What this looks like in practice
- Develop an explicit management system that aligns with the strategy, vision and purpose of the organisation at board level and throughout all workforce structures and functions.
- Put systems in place to identify and monitor early warning signs and quality risks with clear processes of how to respond to these.
- Set up the management system as a way of operating that enables ongoing continuous improvement of access, quality, experience, and outcomes.
- Building a management system which allowed the organisation to respond to system and national priorities more easily as the organisation has a consistent and coherent management system which is used to organise all work.

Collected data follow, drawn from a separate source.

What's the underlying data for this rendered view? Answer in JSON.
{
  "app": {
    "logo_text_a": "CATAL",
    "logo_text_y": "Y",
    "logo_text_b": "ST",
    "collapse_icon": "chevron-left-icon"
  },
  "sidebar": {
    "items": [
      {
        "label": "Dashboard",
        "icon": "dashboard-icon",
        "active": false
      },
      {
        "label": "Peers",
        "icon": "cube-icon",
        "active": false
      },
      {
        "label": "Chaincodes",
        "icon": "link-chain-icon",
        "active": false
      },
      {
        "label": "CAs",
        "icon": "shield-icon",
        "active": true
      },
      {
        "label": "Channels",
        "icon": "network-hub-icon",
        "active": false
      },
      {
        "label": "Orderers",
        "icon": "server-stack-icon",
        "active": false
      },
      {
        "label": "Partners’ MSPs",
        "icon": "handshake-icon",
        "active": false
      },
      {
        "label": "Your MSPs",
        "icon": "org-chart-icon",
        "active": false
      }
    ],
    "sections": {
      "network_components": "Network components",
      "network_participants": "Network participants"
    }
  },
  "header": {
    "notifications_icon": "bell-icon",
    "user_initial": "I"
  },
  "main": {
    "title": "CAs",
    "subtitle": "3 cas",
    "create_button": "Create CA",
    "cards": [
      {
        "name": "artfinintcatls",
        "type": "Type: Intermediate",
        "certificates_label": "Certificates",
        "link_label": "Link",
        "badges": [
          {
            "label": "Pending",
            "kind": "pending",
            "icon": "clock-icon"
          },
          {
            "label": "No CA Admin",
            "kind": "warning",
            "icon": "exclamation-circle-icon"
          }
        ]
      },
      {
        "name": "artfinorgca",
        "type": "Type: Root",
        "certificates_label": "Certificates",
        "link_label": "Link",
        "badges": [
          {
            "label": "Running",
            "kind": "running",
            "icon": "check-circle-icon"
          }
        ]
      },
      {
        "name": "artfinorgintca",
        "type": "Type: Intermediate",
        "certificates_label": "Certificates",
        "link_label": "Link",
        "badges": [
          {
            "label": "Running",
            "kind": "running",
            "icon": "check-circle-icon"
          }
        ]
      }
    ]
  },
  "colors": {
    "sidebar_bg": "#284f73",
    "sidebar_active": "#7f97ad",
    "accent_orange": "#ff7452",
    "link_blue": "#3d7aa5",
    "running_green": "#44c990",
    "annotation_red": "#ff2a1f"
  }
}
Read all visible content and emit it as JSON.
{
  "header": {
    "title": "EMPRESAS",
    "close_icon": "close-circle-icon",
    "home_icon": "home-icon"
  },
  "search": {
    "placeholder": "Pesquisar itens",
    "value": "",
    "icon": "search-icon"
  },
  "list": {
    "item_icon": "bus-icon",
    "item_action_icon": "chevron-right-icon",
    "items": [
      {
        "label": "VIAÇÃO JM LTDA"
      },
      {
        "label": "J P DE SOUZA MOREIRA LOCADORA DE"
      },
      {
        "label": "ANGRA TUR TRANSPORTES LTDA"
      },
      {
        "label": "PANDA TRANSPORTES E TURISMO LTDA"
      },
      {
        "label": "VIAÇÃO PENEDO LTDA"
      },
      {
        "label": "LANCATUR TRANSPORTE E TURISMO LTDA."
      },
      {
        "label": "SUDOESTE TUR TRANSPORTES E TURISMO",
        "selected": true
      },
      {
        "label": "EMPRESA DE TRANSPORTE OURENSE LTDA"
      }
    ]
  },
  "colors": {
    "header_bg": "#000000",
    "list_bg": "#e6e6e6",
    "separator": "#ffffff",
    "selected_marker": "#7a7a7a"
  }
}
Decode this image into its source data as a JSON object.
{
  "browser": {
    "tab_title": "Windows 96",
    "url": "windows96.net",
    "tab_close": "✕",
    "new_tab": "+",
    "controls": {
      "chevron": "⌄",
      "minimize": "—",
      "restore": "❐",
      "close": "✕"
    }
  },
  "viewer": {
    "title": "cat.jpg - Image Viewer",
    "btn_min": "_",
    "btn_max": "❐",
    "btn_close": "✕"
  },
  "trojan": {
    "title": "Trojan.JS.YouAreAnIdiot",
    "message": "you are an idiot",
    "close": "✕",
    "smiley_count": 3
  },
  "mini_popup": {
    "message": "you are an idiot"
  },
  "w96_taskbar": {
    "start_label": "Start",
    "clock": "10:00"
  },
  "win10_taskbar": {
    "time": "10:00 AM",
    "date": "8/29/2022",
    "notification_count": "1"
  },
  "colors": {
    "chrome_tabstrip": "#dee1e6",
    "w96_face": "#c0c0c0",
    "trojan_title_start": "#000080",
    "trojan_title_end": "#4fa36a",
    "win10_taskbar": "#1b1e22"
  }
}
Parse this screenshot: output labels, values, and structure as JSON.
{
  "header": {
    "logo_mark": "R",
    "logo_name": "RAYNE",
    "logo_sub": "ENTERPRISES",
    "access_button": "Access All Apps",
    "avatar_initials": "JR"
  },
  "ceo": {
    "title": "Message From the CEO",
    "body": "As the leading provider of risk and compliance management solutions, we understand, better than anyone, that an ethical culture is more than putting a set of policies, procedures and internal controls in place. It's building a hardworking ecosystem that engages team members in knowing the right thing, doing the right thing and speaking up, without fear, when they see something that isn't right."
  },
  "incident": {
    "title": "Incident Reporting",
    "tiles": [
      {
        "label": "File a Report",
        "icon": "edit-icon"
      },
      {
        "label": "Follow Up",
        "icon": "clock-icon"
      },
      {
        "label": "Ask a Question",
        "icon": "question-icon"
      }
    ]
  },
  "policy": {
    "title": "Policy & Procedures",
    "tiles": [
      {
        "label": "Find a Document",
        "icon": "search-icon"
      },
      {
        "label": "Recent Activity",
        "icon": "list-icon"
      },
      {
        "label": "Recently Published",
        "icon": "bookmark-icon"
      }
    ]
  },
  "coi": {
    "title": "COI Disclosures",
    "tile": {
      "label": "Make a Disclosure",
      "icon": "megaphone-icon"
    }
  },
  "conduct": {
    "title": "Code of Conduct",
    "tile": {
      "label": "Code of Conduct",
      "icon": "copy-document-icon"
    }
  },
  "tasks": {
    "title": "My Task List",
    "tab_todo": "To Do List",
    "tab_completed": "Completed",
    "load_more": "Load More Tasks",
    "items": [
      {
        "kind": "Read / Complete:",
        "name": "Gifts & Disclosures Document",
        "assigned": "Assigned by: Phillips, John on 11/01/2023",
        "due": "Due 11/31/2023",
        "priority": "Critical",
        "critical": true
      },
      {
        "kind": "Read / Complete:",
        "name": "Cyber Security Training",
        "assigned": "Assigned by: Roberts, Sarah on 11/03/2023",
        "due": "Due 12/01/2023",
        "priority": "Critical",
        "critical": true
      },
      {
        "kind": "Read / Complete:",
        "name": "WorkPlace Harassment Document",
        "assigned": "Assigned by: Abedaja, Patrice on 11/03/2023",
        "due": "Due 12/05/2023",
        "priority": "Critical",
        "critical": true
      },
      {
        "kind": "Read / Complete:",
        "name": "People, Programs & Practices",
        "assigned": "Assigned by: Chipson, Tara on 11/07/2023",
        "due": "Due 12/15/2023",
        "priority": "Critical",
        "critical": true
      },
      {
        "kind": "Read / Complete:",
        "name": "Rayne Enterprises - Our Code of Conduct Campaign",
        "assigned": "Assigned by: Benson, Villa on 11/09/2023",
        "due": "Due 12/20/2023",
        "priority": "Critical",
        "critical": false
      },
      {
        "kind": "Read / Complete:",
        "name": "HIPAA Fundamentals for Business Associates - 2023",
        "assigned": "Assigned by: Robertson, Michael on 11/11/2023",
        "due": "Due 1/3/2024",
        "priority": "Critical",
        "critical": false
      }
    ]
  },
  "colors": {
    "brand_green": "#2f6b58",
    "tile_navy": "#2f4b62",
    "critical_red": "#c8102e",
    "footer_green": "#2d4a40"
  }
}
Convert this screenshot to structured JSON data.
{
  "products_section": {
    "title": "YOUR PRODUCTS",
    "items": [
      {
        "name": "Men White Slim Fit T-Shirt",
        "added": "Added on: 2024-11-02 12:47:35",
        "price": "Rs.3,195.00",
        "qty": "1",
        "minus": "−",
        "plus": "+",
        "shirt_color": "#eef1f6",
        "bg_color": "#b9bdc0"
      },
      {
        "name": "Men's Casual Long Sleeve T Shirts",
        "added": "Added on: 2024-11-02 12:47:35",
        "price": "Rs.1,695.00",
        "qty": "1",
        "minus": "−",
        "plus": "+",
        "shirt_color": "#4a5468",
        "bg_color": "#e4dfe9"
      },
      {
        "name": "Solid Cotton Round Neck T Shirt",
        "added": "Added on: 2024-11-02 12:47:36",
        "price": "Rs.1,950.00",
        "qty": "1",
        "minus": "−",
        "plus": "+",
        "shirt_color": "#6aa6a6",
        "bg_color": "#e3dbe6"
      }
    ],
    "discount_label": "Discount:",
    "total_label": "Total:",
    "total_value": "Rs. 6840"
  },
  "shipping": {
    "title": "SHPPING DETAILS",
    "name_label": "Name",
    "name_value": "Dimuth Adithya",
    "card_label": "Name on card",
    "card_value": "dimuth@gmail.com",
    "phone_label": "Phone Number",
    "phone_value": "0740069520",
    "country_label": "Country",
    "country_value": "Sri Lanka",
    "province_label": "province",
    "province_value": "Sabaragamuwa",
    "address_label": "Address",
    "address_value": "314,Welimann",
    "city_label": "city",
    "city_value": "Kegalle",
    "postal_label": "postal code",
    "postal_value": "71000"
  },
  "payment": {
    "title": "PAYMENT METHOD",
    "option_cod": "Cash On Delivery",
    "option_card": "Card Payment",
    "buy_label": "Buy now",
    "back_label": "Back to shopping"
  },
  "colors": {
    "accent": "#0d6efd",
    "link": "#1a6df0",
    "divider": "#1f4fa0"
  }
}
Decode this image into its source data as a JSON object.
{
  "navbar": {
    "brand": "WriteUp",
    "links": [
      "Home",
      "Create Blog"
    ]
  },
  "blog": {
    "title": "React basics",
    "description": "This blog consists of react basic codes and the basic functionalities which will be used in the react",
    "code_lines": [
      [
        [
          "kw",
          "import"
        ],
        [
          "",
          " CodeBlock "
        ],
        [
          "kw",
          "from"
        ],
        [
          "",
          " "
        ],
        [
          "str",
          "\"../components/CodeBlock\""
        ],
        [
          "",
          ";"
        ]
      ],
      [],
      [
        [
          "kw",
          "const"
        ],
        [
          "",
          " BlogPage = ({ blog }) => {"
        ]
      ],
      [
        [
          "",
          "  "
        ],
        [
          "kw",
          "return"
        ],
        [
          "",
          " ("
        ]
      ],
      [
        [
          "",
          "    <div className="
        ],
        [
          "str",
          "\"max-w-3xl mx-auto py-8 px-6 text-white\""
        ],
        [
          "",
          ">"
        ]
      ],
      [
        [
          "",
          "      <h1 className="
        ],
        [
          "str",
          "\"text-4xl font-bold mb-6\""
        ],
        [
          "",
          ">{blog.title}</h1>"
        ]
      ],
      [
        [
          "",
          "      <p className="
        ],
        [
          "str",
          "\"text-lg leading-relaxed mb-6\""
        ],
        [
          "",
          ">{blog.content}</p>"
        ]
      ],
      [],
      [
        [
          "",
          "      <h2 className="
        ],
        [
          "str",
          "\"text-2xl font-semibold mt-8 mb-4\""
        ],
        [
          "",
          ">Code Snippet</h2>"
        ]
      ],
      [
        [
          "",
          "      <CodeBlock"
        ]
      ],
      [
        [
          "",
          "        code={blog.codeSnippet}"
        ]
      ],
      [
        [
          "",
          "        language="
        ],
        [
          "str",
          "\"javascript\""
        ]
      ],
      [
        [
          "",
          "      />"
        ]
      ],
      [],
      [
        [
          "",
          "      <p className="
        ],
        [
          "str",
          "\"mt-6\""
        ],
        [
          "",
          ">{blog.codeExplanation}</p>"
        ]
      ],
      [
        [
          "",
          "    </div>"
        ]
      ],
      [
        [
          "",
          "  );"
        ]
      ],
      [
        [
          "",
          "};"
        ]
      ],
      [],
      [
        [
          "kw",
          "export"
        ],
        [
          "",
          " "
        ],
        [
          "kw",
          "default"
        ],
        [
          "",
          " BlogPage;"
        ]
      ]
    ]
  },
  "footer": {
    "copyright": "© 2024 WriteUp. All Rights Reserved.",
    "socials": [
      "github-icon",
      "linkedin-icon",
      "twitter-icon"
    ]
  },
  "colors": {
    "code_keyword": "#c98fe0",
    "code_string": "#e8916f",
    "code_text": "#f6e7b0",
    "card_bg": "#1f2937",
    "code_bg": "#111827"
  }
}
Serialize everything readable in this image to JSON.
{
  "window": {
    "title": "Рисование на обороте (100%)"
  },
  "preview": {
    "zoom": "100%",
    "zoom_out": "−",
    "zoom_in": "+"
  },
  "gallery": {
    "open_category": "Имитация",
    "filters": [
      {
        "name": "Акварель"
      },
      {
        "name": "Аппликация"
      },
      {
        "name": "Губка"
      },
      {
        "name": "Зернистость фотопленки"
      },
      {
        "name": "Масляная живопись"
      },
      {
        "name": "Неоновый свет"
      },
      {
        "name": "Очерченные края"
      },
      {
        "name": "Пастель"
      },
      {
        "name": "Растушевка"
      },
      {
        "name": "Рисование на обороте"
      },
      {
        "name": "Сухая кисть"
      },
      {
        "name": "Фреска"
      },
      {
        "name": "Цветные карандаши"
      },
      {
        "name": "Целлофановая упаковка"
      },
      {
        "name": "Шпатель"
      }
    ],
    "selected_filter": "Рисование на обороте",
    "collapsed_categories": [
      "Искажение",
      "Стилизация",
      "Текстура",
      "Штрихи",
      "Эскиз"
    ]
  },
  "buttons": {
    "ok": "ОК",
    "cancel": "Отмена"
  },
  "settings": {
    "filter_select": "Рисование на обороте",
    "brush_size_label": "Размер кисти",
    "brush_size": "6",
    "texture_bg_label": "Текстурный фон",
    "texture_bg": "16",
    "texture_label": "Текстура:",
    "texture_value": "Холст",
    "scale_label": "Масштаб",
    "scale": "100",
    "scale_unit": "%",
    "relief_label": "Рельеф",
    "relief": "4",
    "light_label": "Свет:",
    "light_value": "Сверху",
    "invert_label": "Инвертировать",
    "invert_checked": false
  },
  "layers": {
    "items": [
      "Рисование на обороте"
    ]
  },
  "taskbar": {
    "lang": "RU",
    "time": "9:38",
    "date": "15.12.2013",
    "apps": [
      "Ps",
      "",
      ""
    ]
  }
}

- A committed board own and use this approach to manage the everyday running of their organisation. Evidence of how things are performing is visual and clear with progress easily trackable.
Examples of where this is happening in practice
East London NHS Foundation Trust
The quality system at East London NHS Foundation Trust (ELFT) incorporates quality assurance (including audit and implementation of best practice, such as NICE guidelines) alongside planning, control, and improvement. ELFT brings them together into a single quality system to meet their performance goals and improve care for people using services.
In 2022, ELFT won the global International Quality Awards quality team of the year award across multiple industries for its holistic approach to quality management.
Care Quality Commission
The CQC sees a clear implication and responsibility for the board of an organisation wanting to implement a quality management system based approach:
“…effective executive leadership for QI includes having a publicly available quality strategy, which designs QI into strategic plans. Quality is seen to be a priority at the board, in board meeting agenda and minutes. Two key features demonstrate what a commitment to QI looks like for the senior leaders:
- Firstly, there are structures in place to oversee QI work, with several executive directors involved in regular overview of a trust-wide QI strategy.
- Secondly, the executive team and clinical leaders can demonstrate their active involvement in leading improvement, supporting teams in their QI work and developing a practice and culture for QI to flourish in the organisation.